When I’m in the thick of a show, my day normally starts about 3 minutes after I wake up, when I check my work emails as soon as my eyes can focus properly. I’ll head in to work early to catch up on any budget or resource issues I need to deal with, then, once the team is in, I’ll spend pretty much the rest of my day putting out fires before finally heading home sometime between 10pm and 2am.

I won’t take lunch. Instead, I’ll use that hour when everything is quieter to catch up on the less oh-my-god-the-world-is-going-to-end-if-this-isn’t-fixed-right-now problems.

There is never enough time in my day to do all of the things.

As you can imagine, that means that some of the not-as-urgent items slip through the cracks. Unfortunately, those not-as-urgent items tend to be things like paying my phone bill, picking up a package from the post-office, or taking my car into the mechanics. The bad news is, life doesn’t stop just because I’m on a film – the phone company still wants their money, my boyfriend would like his birthday present, and the car really probably shouldn’t be making that noise when I brake.

That’s where a PA comes in. They’re hired to take care of all the little problems, so that I can focus on the bigger ones. The little problems can range from restocking the office kitchen, to, well, anything. One time I got lost on my way to a location scout, so the locations manager handed me a PA for the day. All that kid did all day was sit in the car with me to make sure I didn’t get lost between locations.

I’m pretty sure that was not what he expected he would be doing when he was in film school.

On the plus side, spending six months as a PA is a great way to see if you really want to be in the film industry.

You see, a lot of people want to work on movies. It’s seen as exciting and glamorous, all Hollywood red carpets and mingling with stars.

In reality, it’s long hours and egos. It’s missed birthdays and divorces. It’s financial uncertainty and politics. I mean, it’s still amazing – we do get to paid to make movies, after all – but there’s definitely more to it than just the celeb-fest that Variety would have you believe.

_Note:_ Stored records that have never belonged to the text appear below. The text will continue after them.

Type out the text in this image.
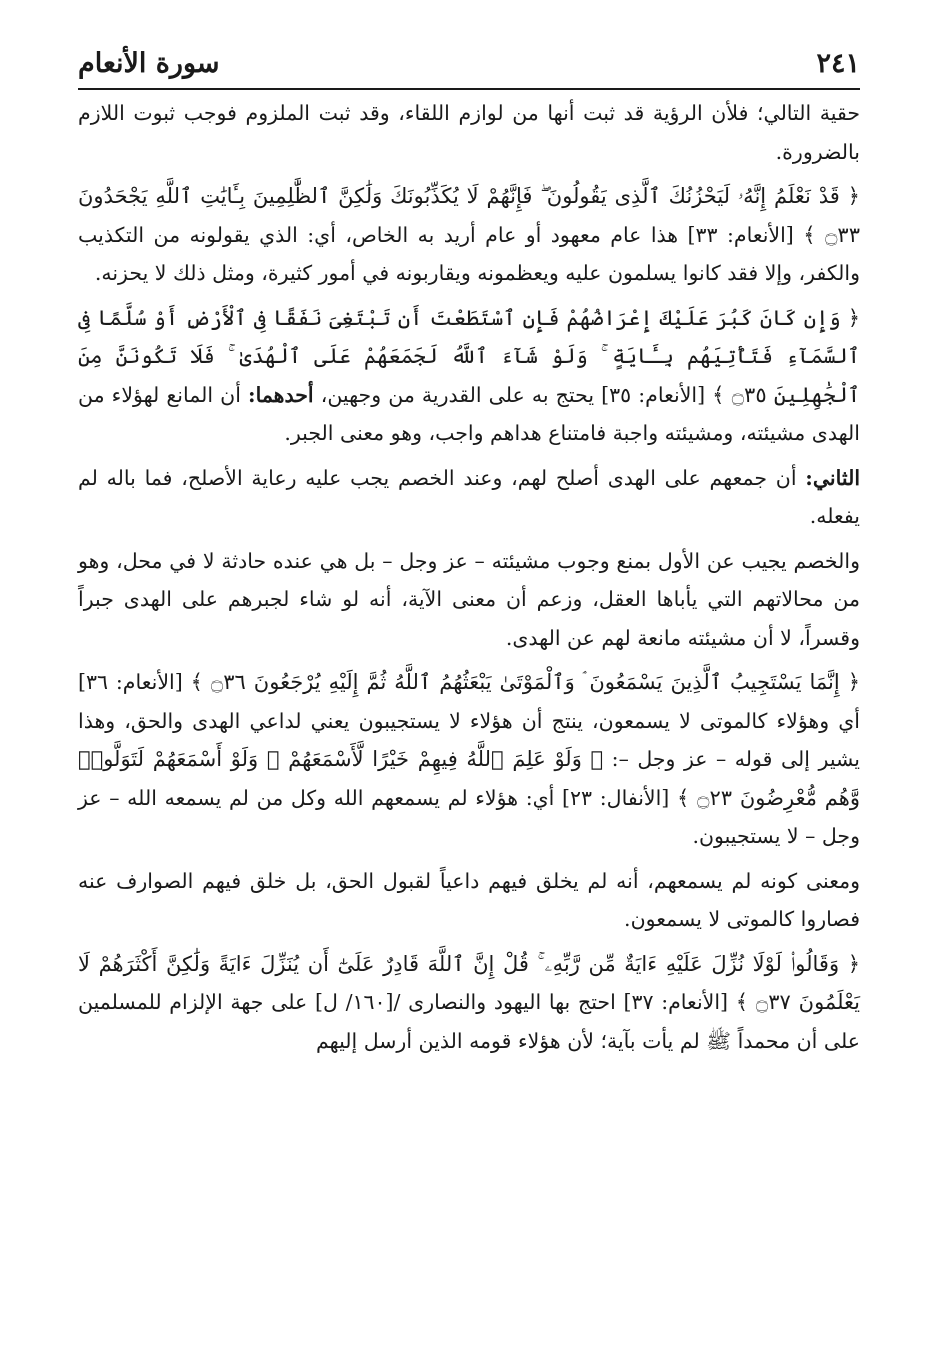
سورة الأنعام	٢٤١

حقية التالي؛ فلأن الرؤية قد ثبت أنها من لوازم اللقاء، وقد ثبت الملزوم فوجب ثبوت اللازم بالضرورة.

﴿ قَدْ نَعْلَمُ إِنَّهُۥ لَيَحْزُنُكَ ٱلَّذِى يَقُولُونَ ۖ فَإِنَّهُمْ لَا يُكَذِّبُونَكَ وَلَٰكِنَّ ٱلظَّٰلِمِينَ بِـَٔايَٰتِ ٱللَّهِ يَجْحَدُونَ ۝٣٣ ﴾ [الأنعام: ٣٣] هذا عام معهود أو عام أريد به الخاص، أي: الذي يقولونه من التكذيب والكفر، وإلا فقد كانوا يسلمون عليه ويعظمونه ويقاربونه في أمور كثيرة، ومثل ذلك لا يحزنه.

﴿ وَإِن كَانَ كَبُرَ عَلَيْكَ إِعْرَاضُهُمْ فَإِنِ ٱسْتَطَعْتَ أَن تَبْتَغِىَ نَفَقًا فِى ٱلْأَرْضِ أَوْ سُلَّمًا فِى ٱلسَّمَآءِ فَتَأْتِيَهُم بِـَٔايَةٍ ۚ وَلَوْ شَآءَ ٱللَّهُ لَجَمَعَهُمْ عَلَى ٱلْهُدَىٰ ۚ فَلَا تَكُونَنَّ مِنَ ٱلْجَٰهِلِينَ ۝٣٥ ﴾ [الأنعام: ٣٥] يحتج به على القدرية من وجهين، أحدهما: أن المانع لهؤلاء من الهدى مشيئته، ومشيئته واجبة فامتناع هداهم واجب، وهو معنى الجبر.

الثاني: أن جمعهم على الهدى أصلح لهم، وعند الخصم يجب عليه رعاية الأصلح، فما باله لم يفعله.

والخصم يجيب عن الأول بمنع وجوب مشيئته – عز وجل – بل هي عنده حادثة لا في محل، وهو من محالاتهم التي يأباها العقل، وزعم أن معنى الآية، أنه لو شاء لجبرهم على الهدى جبراً وقسراً، لا أن مشيئته مانعة لهم عن الهدى.

﴿ إِنَّمَا يَسْتَجِيبُ ٱلَّذِينَ يَسْمَعُونَ ۘ وَٱلْمَوْتَىٰ يَبْعَثُهُمُ ٱللَّهُ ثُمَّ إِلَيْهِ يُرْجَعُونَ ۝٣٦ ﴾ [الأنعام: ٣٦] أي وهؤلاء كالموتى لا يسمعون، ينتج أن هؤلاء لا يستجيبون يعني لداعي الهدى والحق، وهذا يشير إلى قوله – عز وجل –: ﴿ وَلَوْ عَلِمَ ٱللَّهُ فِيهِمْ خَيْرًا لَّأَسْمَعَهُمْ ۖ وَلَوْ أَسْمَعَهُمْ لَتَوَلَّوا۟ وَّهُم مُّعْرِضُونَ ۝٢٣ ﴾ [الأنفال: ٢٣] أي: هؤلاء لم يسمعهم الله وكل من لم يسمعه الله – عز وجل – لا يستجيبون.

ومعنى كونه لم يسمعهم، أنه لم يخلق فيهم داعياً لقبول الحق، بل خلق فيهم الصوارف عنه فصاروا كالموتى لا يسمعون.

﴿ وَقَالُوا۟ لَوْلَا نُزِّلَ عَلَيْهِ ءَايَةٌ مِّن رَّبِّهِۦ ۚ قُلْ إِنَّ ٱللَّهَ قَادِرٌ عَلَىٰٓ أَن يُنَزِّلَ ءَايَةً وَلَٰكِنَّ أَكْثَرَهُمْ لَا يَعْلَمُونَ ۝٣٧ ﴾ [الأنعام: ٣٧] احتج بها اليهود والنصارى /[١٦٠/ ل] على جهة الإلزام للمسلمين على أن محمداً ﷺ لم يأت بآية؛ لأن هؤلاء قومه الذين أرسل إليهم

And, because a PA’s skill set is pretty minimal, we’ll hire almost anyone who wants a job and can put up with being treated like a PA for six months. I’ve known baristas, waitresses and bartenders who have all gotten their foot in the door because they served a producer who was looking for a PA at the time.

Of that flock of PAs that we’ve hired, not all of them are going to want to stay in the film industry once they’ve seen behind the curtain. And that’s what makes being a PA a good entry level job – if you’re not okay with having to get coffees for a group of executives, you’re really not going to like some of the things coming up later in your career. Better to get out early, in that case.

But, for all that, being a PA can actually be a fun job. Sure, the pay sucks, but it’s (relatively) low stress, every day is different, and it’s a great opportunity to see the whole film making process. Also, most people on the crew were once PAs, so they’ll (generally) be pretty nice to you.

PAs also work across departments, meaning they get to know everyone on the crew, in a way that most department specific crew won’t. Not only does this make the PA role a lot more social than other crew positions, but it’s a good chance to decide which direction you want to go in your career. And because you know everyone, it’s usually not too hard to wrangle a gig in that department on the next film.**

If you get the opportunity to work on a film as a PA, don’t be put off by some of the stranger jobs you have to do – the person getting you to do that job probably had to do something worse when they were a PA.

And don’t worry – the pay does get better.

* Fortunately for both of us, my underwear was surprisingly okay.

** Just don’t be a jackass. In fact, that’s such good advice, I think I’m going to do a blog post on that topic.